Which brings us to the second lesson: To succeed, failure can be a good thing. Maybe the best of things.
Once you understand how noma approaches — that is, encourages — failure, you understand how necessary that wrecking ball is to creativity. It’s how you find yourself eating dried gonads from a supposedly inedible species of sea cucumber. It’s how Kenneth Foong Kin Meng (head of fermentation), Kevin Jeung (chef of research and production), and the fermentation lab team fail regularly, only to better understand lye-cured pinecones, masa amazake, and forest cola. It’s how diners find themselves scooping up live ants or sucking on a sumac flower. It’s how menus and concepts are torn up and reconsidered. It’s creating the white space so it can be filled with something … new.
Restaurants will close. Headwinds will intensify. Creativity will wane. Those wrecking balls clear space for the next evolution. Every demolition, whether intentional or not, is an invitation to rebuild in a better way — whether it’s yourself, your business, or maybe even your entire industry.
Or as Rene Redzepi put it over a breakfast of rice bowls to our little group of restaurant people, this community who is always thinking about the future of making other people happy: “Be unafraid. Fill yourself with new energy.”

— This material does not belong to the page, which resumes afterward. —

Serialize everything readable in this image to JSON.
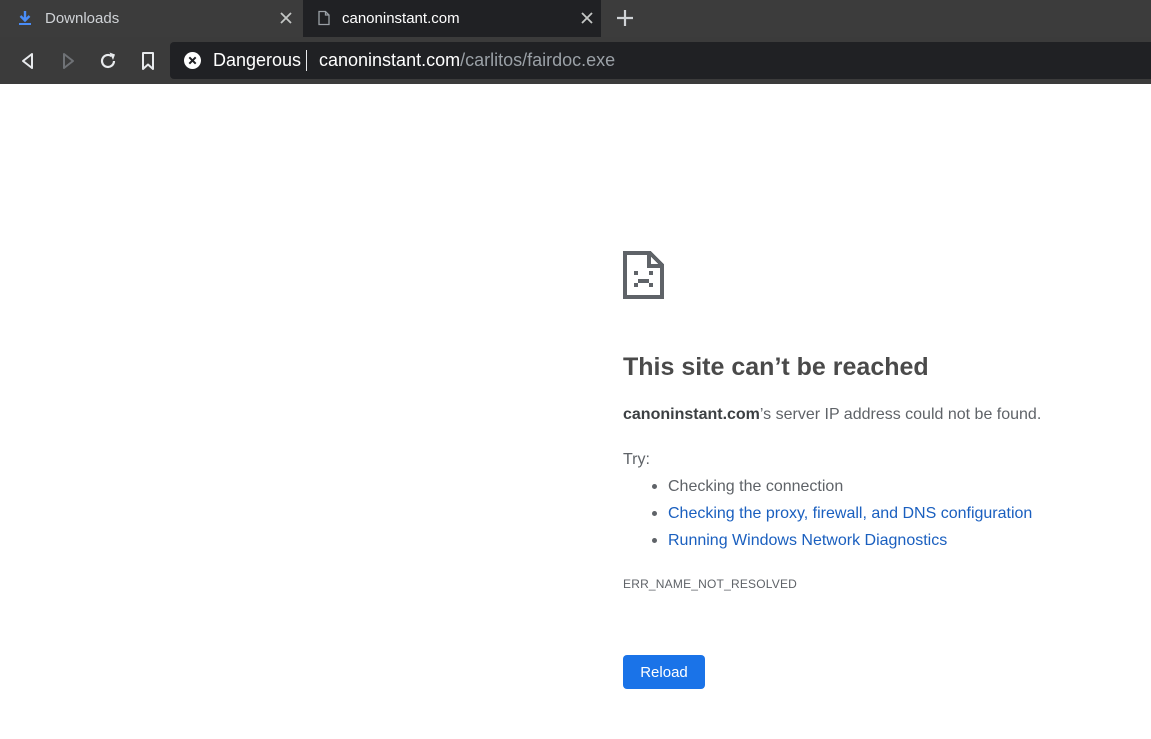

And on that morning, as Redzepi played the role of host, preached his gospel, and underscored the open source nature of noma, you recall the sneaky essential line of that wrecking ball print: I will help.
No one in this industry is alone. That’s the generosity of the hospitality world — that’s what you see when chefs come together, when restaurants open their doors to their peers, when talented people share, teach, and break bread. That’s community.